Laut Bercerita: Bercerita dari laut

Beneran deh, pada awal aku mengambil buku ini, membaca judulnya, dan melihat covernya yang sangat menentramkan hati, aku berpikir lautanlah yang akan bercerita. Bercerita apa yang terjadi di lautan luas pada rezim Orde Baru, mungkinkah tawanan-tawanan politik mereka yang dibuang ke dalam laut atau dibiarkan terombang-ambing sendirian di tengah lautan luas, frustrasi tidak bisa kembali ke daratan. Ya, sudah menjadi rahasia umum sih ini, tahanan politik diperlakukan jauh lebih tidak manusiawi dibandingkan tahanan lain yang lebih jelas melakukan tindak kejahatan yang merugikan banyak orang.

Eh, ternyata tokoh utama dalam novel genre sejarah ini benar-benar bernama Biru Laut. What a unique name! Aku mengerti, if you guys could relate the correlation between the cover and the name of character in this novel, kalian pasti tau apa yang terjadi pada Biru Laut. Setelah mengetahui hal tersebut, perlahan-lahan cover buku ini terlihat sedikit menyeramkan, apalagi setelah aku menemukan beberapa detail dari gambar covernya. Ah, kalian pasti bingung mengapa aku selalu membahas mengenai cover buku ini, bukanlah isi atau intisari yang aku ceritakan. Aku membeli buku ini karena covernya yang menarik! Kalau covernya menarik, barulah hatiku tertarik untuk membaca sinopsis di balik sampul buku. Selaras dengan cover yang menarik, sinopsis novel ini juga menggugahku untuk membeli buku ini.

Tokoh Biru Laut dikarakterkan seperti laut yang tenang, dalam, dan tak beriak. Ia memanglah anak pergerakan, hanya saja ia tidak menunjukkan semangatnya yang berapi-api dengan berteriak-teriak di tengah jalan ataupun menghipnotis peserta diskusi-diskusi mengenai kegiatan pergerakan dengan kata-katanya yang membara. Ia menulis. Membaca dan menulis. Ia menuangkan semangatnya, keprihatinannya, kesedihannya, kebahagiaannya dengan menulis. Pada paruh pertama buku ini, pembaca akan disguhkan cerita yang dibawa oleh Biru Laut yang cerdas dalam menggunakan kata-kata.

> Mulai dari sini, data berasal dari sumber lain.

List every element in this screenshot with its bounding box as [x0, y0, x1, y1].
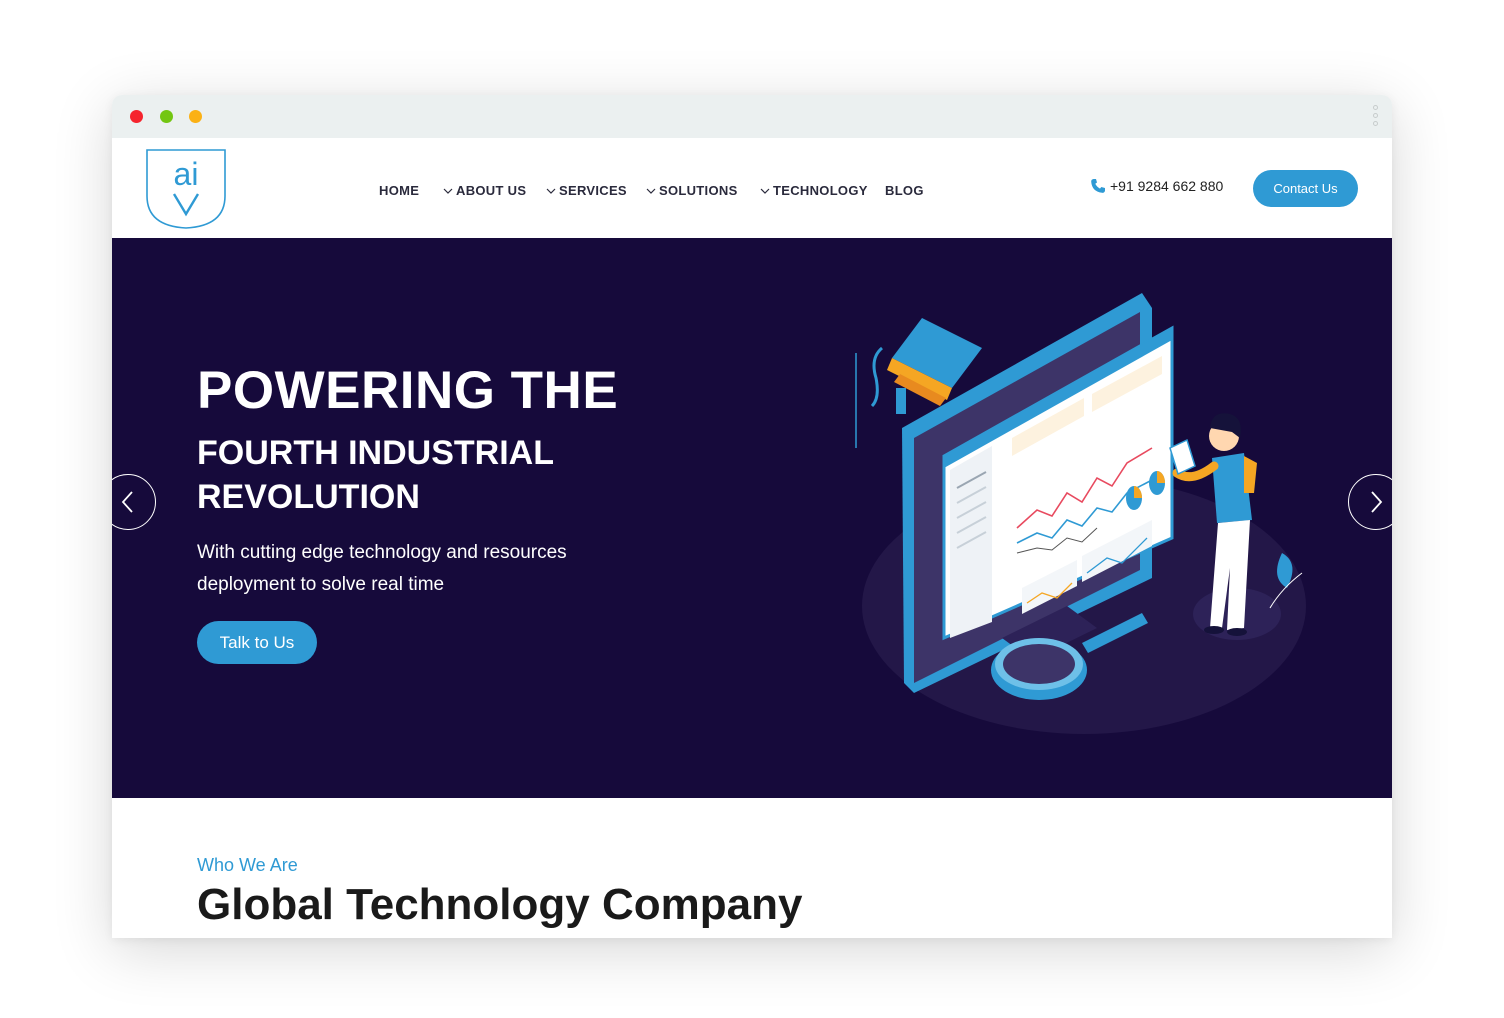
close-window-dot[interactable] [130, 110, 143, 123]
hero-subtitle-title: FOURTH INDUSTRIAL REVOLUTION [197, 434, 554, 516]
chevron-left-icon [121, 491, 133, 513]
nav-about-us[interactable]: ABOUT US [443, 183, 526, 198]
browser-titlebar [112, 95, 1392, 138]
phone-link[interactable]: +91 9284 662 880 [1090, 178, 1223, 194]
svg-text:ai: ai [174, 156, 199, 192]
nav-services-label: SERVICES [559, 183, 627, 198]
nav-home-label: HOME [379, 183, 420, 198]
slider-prev-button[interactable] [112, 474, 156, 530]
more-options-icon[interactable] [1370, 105, 1380, 129]
hero-slider: POWERING THE FOURTH INDUSTRIAL REVOLUTIO… [112, 238, 1392, 798]
chevron-down-icon [546, 188, 556, 194]
nav-solutions[interactable]: SOLUTIONS [646, 183, 738, 198]
nav-blog[interactable]: BLOG [885, 183, 924, 198]
minimize-window-dot[interactable] [189, 110, 202, 123]
chevron-down-icon [646, 188, 656, 194]
site-header: ai HOME ABOUT US SERVICES SOLUTIONS TECH… [112, 138, 1392, 238]
nav-technology[interactable]: TECHNOLOGY [760, 183, 868, 198]
nav-technology-label: TECHNOLOGY [773, 183, 868, 198]
browser-window: ai HOME ABOUT US SERVICES SOLUTIONS TECH… [112, 95, 1392, 938]
nav-services[interactable]: SERVICES [546, 183, 627, 198]
chevron-right-icon [1371, 491, 1383, 513]
nav-solutions-label: SOLUTIONS [659, 183, 738, 198]
hero-description: With cutting edge technology and resourc… [197, 542, 567, 595]
maximize-window-dot[interactable] [160, 110, 173, 123]
contact-us-button[interactable]: Contact Us [1253, 170, 1358, 207]
slider-next-button[interactable] [1348, 474, 1392, 530]
nav-about-us-label: ABOUT US [456, 183, 527, 198]
talk-to-us-button[interactable]: Talk to Us [197, 621, 317, 664]
phone-icon [1091, 179, 1105, 193]
section-title: Global Technology Company [197, 880, 803, 929]
analytics-illustration [855, 293, 1306, 734]
company-logo[interactable]: ai [145, 148, 227, 230]
talk-to-us-label: Talk to Us [219, 632, 295, 652]
chevron-down-icon [760, 188, 770, 194]
nav-home[interactable]: HOME [379, 183, 419, 198]
nav-blog-label: BLOG [885, 183, 924, 198]
section-eyebrow: Who We Are [197, 855, 298, 875]
hero-title: POWERING THE [197, 361, 619, 420]
contact-us-label: Contact Us [1273, 181, 1338, 196]
chevron-down-icon [443, 188, 453, 194]
phone-number: +91 9284 662 880 [1110, 178, 1224, 194]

Selanjutnya, cerita ini dibawakan oleh Asmara Jati. Siapa itu Asmara Jati? Dalam ceritanya, Biru Laut sering menyebut-nyebut Asmara Jati, sang adik yang ia sayang. Perempuan yang sangat bertolak belakang dengan sang kakak. Laut yang filosofis, sementara Mara adalah seorang yang pragmatis. Laut yang penuh dengan ketenangan, tetapi Mara lebih mudah untuk menunjukkan emosinya. Sayangnya, ia harus menahan perasaan dan sikapnya di depan banyak orang terutama setelah terjadinya peristiwa memilukan yang menimpa Laut.  Mara melanjutkan cerita sang kakak yang terputus ketika ia dipaksa untuk menghilang oleh penguasa. Mara menggambarkan emosionalnya mereka yang ditinggalkan oleh orang-orang yang disayang tanpa alasan yang tidak dapat diterima akal.Ya, memang mereka aktivis yang menyerang pemerintahan, menuntut revolusi. Mereka hanya menuntut perubahan yang lebih baik bagi kemashalatan umat. Menilik watak Mara, ia mempertanyakan “pantaskah mereka harus ditangkap dan dieksekusi sebegitu kejam hanya karena menuntut perubahan?” “pernahkah ‘mereka yang berkuasa’ berpikir bahwa nyawa orang yang mereka hilangkan adalah seseorang yang sangat berharga bagi keluarganya? Tumpuan dan harapan keluarga?”

Sungguh, membaca buku ini cukup menguras emosiku. Laut Bercerita adalah novel fiksi berlatar belakang sejarah pertama yang aku baca dan tidak pernah aku merasa sekesal, sesenang, maupun sesedih ini membaca novel. Alasan aku menyematkan judul “Laut Bercerita: bercerita dari laut” karena pembawaan Leila dalam menjelaskan tokoh Laut dimulai dari dasar laut, aku menginterpretasikan semua paruh pertama novel ini diceritakan oleh Biru Laut dari dasar laut dengan ikan-ikan yang menjadi teman sejatinya. Kemudian Mara yang selalu kembali ke laut untuk mencari dan merasakan kembali kehadiran sang kakak membuat novel ini benar-benar lekat dengan laut. Laut biru yang tenang dan tentram menyimpan sejuta misteri yang kita tidak pernah mengerti.